Le développement de l’arme sous-marine

Le sous-marin français Gymnote, le 22 février 1890

Je lisais dernièrement l’ouvrage récemment paru aux éditions Perrin, La guerre sous-marine allemande 1914-1945, de François-Emmanuel Brézet. L’occasion de rédiger une brève réflexion sur le développement de l’arme sous-marine et de montrer que, quasiment dés l’origine, cette arme a été pensée pour combattre les Britanniques.

L’idée de construire un navire sous-marin est, contrairement à ce que l’on pourrait penser, assez ancienne. Dés l’Antiquité en vérité ! Au fil du temps, cette idée va petit à petit se concrétiser. Au XVIème siècle par exemple, François Bacon de Verulam écrit : « Nous avons ouï dire qu’on avait inventé une autre machine en forme de petit navire, à l’aide de laquelle des hommes pouvaient parcourir sous l’eau un assez grand espace. » Quiconque voudra résumer l’histoire du sous-marin commencera toutefois son introduction en évoquant le Turtle de David Bushnell et le Nautilus de Robert Fulton.

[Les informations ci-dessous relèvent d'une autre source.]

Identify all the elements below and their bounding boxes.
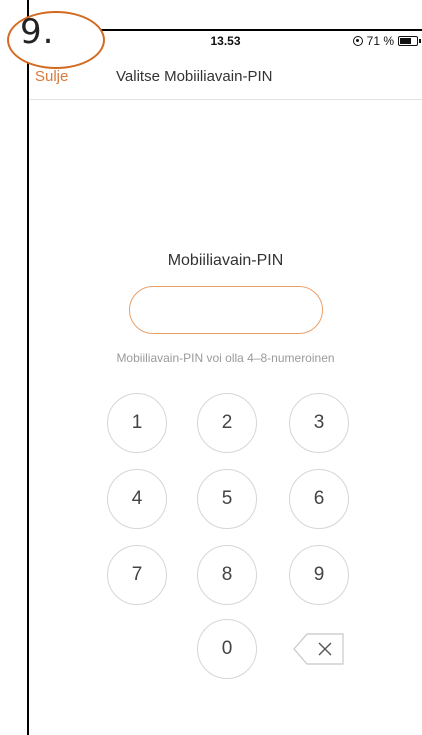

Il est intéressant de noter, outre le fait que ces deux navires sont le fruit d’inventeurs américains, qu’ils ont été imaginés pour combattre la marine britannique, pendant la Guerre d’Indépendance pour le premier, un peu plus tard, à l’époque de la Révolution française, pour le second.

Fulton, convaincu que « la liberté des mers devait accroitre le bonheur de l’espèce humaine » (« the liberty of the seas will be the happiness of the earth » extrait de son ouvrage Torpedo war and submarine explosions publié en 1810), proposa son navire au principal adversaire de la Royal Navy (dont l’hégémonie empêchait naturellement toute « liberté des mers ») : la Marine française. L’ingénieur américain s’adresse dans un premier temps au Directoire en 1797, mais n’a pas de véritable retour. Il retente sa chance lorsque Napoléon Bonaparte arrive au pouvoir, en 1799. Dans une lettre à Pierre Alexandre Forfait, alors ministre de la marine, datée du 10 avril 1800, il écrit notamment que le but de son sous-marin est « la destruction du despotisme et du monopole maritime de l’Angleterre ».

Les autorités françaises, Napoléon en tête, furent naturellement séduit par le discours de Fulton, et s’intéressèrent véritablement – pendant un temps – à son sous-marin. Les essais de ce dernier furent toutefois jugés décevants et ne convainquirent pas, aussi l’histoire n’alla pas plus loin. Les Anglais s’inquiétèrent du séjour de Robert Fulton en France. Ses travaux furent surveillés et un rapport adressé au Premier ministre de l’époque, Henry Addington, conseillait vivement d’attirer l’ingénieur américain en Angleterre. Il est en outre avéré que les Anglais tentèrent plusieurs fois d’acheter le secret de ses inventions. A propos de l’une d’elles, la torpille (qui intéressa pendant un temps William Pitt, qui succéda à Addington comme Premier ministre) l’amiral Jervis déclara : « Pitt est le plus grand des sots qui aient jamais existé d’encourager un genre de guerre inutile à ceux qui sont les maitres de la mer et qui, s’il réussit, les privera de cette suprématie. »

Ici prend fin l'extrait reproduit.